Со двора выехали не рано, чтоб монахи успели отслужить все, что у них по утрам служится. Захарья шел с одного боку телеги, Несда с другого, конем правил холоп Гунька. Купец поднарядился: атласная синяя рубаха с бархатными зарукавьями, порты из английского сукна, наборный серебряный пояс, вотола с искусной застежкой у шеи, сапоги светлой кожи, шапка из тафты с куньей оторочкой. Меч пристегивать не стал — не монахов же им пугать. Несде тоже сурово велел снять свою холстину и одеться как подобает купецкому отпрыску. Сын подумал и неожиданно легко согласился. В Печерском монастыре он ни разу не бывал, но слышал об этой обители давно и много. Поездка к чудотворным монахам была для отрока праздником.
За версту от Феодосьева монастыря, в Берестовом, узрели суету. По селу слонялись, пешком и на конях, княжьи кмети. Иные, поснимав рубахи, для упражнения рубились на мечах. Прочие задирали шутками девок и гоняли с поручениями холопов.
— Князь, что ли, пожаловал? — вслух подумал Захарья.
— Тысяцкий ополченскую рать собирает, — ни к селу, ни к городу высказался Гунька, которому надоело молчать.
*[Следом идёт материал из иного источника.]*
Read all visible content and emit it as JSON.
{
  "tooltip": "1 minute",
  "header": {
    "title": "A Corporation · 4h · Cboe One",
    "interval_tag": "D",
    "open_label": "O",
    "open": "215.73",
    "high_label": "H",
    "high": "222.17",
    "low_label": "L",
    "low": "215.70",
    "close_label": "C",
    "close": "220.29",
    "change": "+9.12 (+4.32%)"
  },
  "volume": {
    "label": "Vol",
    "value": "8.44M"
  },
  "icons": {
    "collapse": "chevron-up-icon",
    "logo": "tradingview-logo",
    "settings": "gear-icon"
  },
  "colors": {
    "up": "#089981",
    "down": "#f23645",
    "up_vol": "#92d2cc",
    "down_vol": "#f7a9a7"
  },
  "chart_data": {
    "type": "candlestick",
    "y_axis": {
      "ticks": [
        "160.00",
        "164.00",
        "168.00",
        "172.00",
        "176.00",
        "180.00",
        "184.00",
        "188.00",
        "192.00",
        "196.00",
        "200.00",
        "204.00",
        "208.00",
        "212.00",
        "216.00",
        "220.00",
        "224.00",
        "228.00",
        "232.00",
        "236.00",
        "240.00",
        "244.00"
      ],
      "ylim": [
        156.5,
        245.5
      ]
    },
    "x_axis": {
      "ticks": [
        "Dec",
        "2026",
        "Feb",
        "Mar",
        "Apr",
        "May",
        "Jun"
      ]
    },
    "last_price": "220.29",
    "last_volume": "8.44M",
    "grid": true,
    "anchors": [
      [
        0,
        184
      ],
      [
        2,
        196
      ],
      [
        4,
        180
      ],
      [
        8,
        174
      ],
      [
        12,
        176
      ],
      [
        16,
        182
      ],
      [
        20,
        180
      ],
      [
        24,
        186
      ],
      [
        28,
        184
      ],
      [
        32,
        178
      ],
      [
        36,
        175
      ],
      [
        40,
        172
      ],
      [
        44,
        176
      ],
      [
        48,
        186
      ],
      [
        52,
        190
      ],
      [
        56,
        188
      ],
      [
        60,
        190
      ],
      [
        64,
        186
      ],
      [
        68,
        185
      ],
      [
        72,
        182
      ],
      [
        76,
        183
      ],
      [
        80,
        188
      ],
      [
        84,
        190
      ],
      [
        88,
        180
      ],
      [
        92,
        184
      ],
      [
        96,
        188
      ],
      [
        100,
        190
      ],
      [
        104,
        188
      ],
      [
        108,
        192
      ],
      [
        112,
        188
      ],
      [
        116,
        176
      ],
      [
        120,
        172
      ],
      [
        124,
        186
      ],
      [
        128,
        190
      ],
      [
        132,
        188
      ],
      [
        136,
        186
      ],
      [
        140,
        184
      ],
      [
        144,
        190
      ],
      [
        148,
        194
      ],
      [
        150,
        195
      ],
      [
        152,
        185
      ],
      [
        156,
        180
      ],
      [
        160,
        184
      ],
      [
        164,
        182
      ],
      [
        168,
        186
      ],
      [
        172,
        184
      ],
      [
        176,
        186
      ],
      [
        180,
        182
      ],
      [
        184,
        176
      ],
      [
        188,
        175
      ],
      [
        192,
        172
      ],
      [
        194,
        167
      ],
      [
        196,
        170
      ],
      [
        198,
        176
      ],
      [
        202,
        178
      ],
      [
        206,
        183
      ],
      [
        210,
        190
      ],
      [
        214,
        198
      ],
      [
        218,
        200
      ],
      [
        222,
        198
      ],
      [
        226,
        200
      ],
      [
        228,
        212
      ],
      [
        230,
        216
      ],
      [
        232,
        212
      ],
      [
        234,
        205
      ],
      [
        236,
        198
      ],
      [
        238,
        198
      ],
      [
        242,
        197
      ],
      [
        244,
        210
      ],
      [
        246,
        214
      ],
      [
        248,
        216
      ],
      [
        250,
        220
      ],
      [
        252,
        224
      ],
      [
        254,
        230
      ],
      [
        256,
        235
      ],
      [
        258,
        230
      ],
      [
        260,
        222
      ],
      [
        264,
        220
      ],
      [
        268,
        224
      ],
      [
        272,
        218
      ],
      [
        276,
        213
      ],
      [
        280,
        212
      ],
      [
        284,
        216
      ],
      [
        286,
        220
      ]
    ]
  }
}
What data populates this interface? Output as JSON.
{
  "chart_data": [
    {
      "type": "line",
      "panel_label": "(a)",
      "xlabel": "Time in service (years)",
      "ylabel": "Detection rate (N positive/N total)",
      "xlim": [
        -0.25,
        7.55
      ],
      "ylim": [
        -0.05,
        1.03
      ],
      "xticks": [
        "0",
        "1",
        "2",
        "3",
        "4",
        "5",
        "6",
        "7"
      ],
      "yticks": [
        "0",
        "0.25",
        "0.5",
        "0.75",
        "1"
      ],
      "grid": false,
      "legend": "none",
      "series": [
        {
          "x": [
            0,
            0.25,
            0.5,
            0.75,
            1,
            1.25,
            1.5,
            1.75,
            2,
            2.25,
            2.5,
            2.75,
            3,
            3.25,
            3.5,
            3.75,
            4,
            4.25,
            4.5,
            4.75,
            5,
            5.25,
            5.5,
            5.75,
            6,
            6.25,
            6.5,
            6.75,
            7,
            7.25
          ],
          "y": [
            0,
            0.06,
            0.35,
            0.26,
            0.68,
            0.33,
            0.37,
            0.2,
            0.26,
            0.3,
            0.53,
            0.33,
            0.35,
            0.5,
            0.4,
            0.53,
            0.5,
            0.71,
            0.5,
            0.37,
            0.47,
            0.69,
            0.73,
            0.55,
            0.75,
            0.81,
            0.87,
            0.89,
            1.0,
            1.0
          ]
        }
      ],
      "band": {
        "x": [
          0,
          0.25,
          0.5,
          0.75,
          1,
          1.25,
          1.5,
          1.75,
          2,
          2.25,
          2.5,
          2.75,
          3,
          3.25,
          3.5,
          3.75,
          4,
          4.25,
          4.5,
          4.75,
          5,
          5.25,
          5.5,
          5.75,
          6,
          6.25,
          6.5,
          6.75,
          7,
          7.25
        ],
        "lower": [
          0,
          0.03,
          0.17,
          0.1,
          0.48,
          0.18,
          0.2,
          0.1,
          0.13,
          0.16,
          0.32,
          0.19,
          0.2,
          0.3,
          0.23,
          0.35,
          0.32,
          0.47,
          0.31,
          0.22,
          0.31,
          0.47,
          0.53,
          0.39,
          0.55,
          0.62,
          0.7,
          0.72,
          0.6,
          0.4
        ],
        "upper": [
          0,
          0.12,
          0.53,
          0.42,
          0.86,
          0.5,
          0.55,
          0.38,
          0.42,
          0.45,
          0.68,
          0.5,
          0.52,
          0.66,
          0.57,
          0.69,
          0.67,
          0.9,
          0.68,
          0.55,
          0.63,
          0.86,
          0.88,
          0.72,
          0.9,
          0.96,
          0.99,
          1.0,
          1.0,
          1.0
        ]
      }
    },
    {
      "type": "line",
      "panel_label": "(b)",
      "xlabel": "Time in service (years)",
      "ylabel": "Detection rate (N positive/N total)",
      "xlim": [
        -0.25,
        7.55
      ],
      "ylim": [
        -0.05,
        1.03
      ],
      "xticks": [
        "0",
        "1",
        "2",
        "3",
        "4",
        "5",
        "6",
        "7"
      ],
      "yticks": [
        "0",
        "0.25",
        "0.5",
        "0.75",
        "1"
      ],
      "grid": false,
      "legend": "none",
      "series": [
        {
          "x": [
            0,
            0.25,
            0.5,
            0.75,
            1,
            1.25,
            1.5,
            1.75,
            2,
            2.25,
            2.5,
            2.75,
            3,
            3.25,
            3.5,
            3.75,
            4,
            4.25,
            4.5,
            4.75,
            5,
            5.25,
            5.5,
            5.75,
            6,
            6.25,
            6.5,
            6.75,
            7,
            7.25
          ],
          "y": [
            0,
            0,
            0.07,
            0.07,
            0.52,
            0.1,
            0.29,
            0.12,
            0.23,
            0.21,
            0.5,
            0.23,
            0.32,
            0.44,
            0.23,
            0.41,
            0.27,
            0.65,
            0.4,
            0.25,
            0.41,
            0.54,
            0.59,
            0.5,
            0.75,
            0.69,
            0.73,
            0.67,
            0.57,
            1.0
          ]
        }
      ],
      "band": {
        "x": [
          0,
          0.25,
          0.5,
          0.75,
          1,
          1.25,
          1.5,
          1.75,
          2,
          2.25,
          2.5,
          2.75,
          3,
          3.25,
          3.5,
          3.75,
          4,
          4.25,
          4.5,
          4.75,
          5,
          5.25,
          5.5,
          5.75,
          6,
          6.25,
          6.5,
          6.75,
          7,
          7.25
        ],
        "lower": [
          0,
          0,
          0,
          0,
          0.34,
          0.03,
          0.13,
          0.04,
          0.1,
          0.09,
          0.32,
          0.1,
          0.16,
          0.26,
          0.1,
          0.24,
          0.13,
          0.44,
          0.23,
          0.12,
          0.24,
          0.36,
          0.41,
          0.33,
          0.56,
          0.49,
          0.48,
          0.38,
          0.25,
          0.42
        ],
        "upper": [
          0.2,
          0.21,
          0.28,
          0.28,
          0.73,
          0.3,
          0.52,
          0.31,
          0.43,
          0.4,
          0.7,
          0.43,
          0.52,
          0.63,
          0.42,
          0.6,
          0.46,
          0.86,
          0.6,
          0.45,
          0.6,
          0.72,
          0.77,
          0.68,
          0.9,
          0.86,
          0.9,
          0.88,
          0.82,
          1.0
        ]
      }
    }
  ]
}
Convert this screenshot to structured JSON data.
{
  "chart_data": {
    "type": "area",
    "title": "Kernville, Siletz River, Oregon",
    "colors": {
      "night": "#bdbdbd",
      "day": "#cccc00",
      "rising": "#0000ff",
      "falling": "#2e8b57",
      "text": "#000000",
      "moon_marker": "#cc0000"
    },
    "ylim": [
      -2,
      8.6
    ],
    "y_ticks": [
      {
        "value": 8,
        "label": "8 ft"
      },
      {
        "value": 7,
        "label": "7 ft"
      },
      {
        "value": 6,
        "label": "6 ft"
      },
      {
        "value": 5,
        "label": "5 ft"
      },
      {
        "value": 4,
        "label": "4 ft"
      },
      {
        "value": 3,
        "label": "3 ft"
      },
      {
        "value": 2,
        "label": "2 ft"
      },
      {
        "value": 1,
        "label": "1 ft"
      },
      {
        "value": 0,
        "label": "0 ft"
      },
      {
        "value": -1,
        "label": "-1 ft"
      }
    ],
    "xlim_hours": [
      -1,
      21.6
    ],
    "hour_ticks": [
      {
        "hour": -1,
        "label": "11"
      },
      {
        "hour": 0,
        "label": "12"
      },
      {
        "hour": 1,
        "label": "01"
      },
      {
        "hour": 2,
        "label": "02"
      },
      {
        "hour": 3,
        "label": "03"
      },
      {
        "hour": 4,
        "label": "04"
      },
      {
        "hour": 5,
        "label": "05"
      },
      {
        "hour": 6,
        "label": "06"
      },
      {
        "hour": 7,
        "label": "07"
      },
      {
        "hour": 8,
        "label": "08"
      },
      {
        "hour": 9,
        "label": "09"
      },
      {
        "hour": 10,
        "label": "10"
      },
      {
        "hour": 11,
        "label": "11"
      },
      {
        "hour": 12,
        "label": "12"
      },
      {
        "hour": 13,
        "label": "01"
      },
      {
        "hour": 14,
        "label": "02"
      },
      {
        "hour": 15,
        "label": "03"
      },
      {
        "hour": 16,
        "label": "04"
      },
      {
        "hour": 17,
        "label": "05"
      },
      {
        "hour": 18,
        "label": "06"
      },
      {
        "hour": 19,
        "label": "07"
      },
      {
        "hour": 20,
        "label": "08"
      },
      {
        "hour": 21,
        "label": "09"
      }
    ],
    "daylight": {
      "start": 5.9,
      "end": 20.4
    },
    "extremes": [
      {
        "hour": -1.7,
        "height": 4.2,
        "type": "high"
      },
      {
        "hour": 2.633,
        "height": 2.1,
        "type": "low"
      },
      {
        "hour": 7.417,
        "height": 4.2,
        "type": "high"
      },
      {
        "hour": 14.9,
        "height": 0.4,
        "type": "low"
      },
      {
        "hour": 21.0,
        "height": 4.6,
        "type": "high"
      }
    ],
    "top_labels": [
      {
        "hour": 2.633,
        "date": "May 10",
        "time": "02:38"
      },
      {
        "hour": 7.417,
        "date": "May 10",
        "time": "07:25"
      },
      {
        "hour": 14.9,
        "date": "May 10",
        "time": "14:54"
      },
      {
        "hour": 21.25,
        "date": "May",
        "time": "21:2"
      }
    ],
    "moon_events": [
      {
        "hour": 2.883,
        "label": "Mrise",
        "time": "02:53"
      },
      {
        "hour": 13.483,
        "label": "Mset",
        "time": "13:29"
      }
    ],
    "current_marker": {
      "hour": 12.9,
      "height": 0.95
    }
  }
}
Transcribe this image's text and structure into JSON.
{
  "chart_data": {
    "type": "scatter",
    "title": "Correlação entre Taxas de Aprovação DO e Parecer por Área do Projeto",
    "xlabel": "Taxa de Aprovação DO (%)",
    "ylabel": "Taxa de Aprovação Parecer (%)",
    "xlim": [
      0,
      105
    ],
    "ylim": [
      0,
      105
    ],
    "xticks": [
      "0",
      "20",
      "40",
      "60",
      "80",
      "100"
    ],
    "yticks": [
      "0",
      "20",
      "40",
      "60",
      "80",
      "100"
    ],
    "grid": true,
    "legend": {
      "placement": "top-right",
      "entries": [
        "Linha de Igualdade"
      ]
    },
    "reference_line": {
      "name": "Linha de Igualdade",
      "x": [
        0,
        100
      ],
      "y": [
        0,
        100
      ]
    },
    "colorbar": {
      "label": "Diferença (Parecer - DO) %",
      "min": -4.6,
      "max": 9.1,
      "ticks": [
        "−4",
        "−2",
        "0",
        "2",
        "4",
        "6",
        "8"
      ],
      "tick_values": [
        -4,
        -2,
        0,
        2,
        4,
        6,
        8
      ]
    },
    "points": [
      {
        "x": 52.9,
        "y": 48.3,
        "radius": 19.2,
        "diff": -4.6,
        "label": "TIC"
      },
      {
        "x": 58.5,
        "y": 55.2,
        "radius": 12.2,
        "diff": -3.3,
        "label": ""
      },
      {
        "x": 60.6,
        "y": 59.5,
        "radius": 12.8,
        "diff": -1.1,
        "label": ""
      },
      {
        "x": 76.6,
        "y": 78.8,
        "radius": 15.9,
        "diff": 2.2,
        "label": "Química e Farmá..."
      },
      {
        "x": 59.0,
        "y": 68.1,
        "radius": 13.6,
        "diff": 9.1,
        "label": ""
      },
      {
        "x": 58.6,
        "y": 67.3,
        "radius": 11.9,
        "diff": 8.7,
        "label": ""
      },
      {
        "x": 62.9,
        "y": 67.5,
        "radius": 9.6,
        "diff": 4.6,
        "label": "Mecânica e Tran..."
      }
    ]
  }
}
— Знамо, плохо дело, — омрачился купец.
— Куманы, слышно, к Супою подходят, — сообщил холоп. — Силища несметная!
— Отец, могут ли половцы осадить Киев? — спросил Несда.
— Осадить-то могут. Сто лет назад, при княгине Ольге, осаживали. Да и тогда не взяли, а теперь и подавно. Не по зубам им станет Ярославов град.
Захарья говорил рассеянно, мысли его были далеко, с тремя лодьями, плывущими мимо вражьей орды.
На дороге от Берестового до монастыря часто попадались дружинники, едущие в одну и другую сторону. А то и вовсе — коней пустят щипать траву, сами под кустом на расстеленном мятле лежат, млеют. По небу ходят тучи, но надоевшим дождем не сыплет, и то хорошо.
Захарья на дружинников смотрел с пристрастием. В юности сам хотел стать кметем, надеть на шею воинскую гривну. Не сумел. Теперь и сын оказался бездарным
Когда показался монастырский тын, он бы вздохнул свободней, да не тут-то было. У ворот толпилась целая орава конных и спешенных гридей. С появлением купецкой телеги они показали к ней интерес. Остановили и потребовали:
— А ну поворачивай назад.
— Да я же… — Захарья растерянно оглянулся на Несду. — С дарами… для черноризцев.
— Неча тут шляться, когда князья благословляются.
— Князья? — убито пробормотал Захарья.
— Тебе, купецкая рожа, чего здесь надобно?
Несда вдруг догадался, что дружинники всего лишь смеются над ними.
— Мы к игумену Феодосию, он нас ждет, — громко заявил он. От смелого вранья кровь бросилась в лицо.
— Так прям и ждет?
— Занят Феодосий, пошли прочь.
— А пока он занят, мы с братом экономом дело справим. Поминки у нас — вот: мед, деревянное масло и пшено. Если не привезем все это сегодня, игумен Феодосий осерчает, — упоенно врал Несда. — Масло у монахов кончилось, нечем лампады заправлять. И князей угощать нечем — последний мед вчера доскребли.
Захарья униженно молчал.
— Ну, — чуть присмирели гриди, — если так… Заплати мыто и проезжай.
— Какое мыто, вы что, ополоумели? — Захарья от изумления охрабрел.
— Я те дам щас — ополоумели! — пригрозил один из отроков, для виду хватаясь за меч.
— Ладно, — смеялись другие, — пущай проезжает. Не то обидится еще, князю нажалуется. Ишь ты, вырядился, купчина. Чернецов нарядом не удивишь, у них у самих знатные одёжи — дранина да рванина.
Монастырский привратник, слышавший весь разговор, распахнул ворота для телеги.
— Прости, Господи, нас, грешных, — вздохнул он.
— Как бы нам с игуменом Феодосием повидаться? — смущенно спросил его Захарья, входя в обитель.
— Так у блаженного Антония все, — сказал чернец, — отец игумен и князья, и воеводы ихние. Обождать надо. А о брате Анастасе там узнайте у кого ни то. — Привратник махнул рукой на монастырское хозяйство. — На месте его никогда не сыщешь.
— Анастас — это кто такой? — еще больше растерялся Захарья.
— Как кто? — удивился чернец, прикрывая ворота за телегой. — Брат эконом. Ключник по-нашему. А я думал, знаете.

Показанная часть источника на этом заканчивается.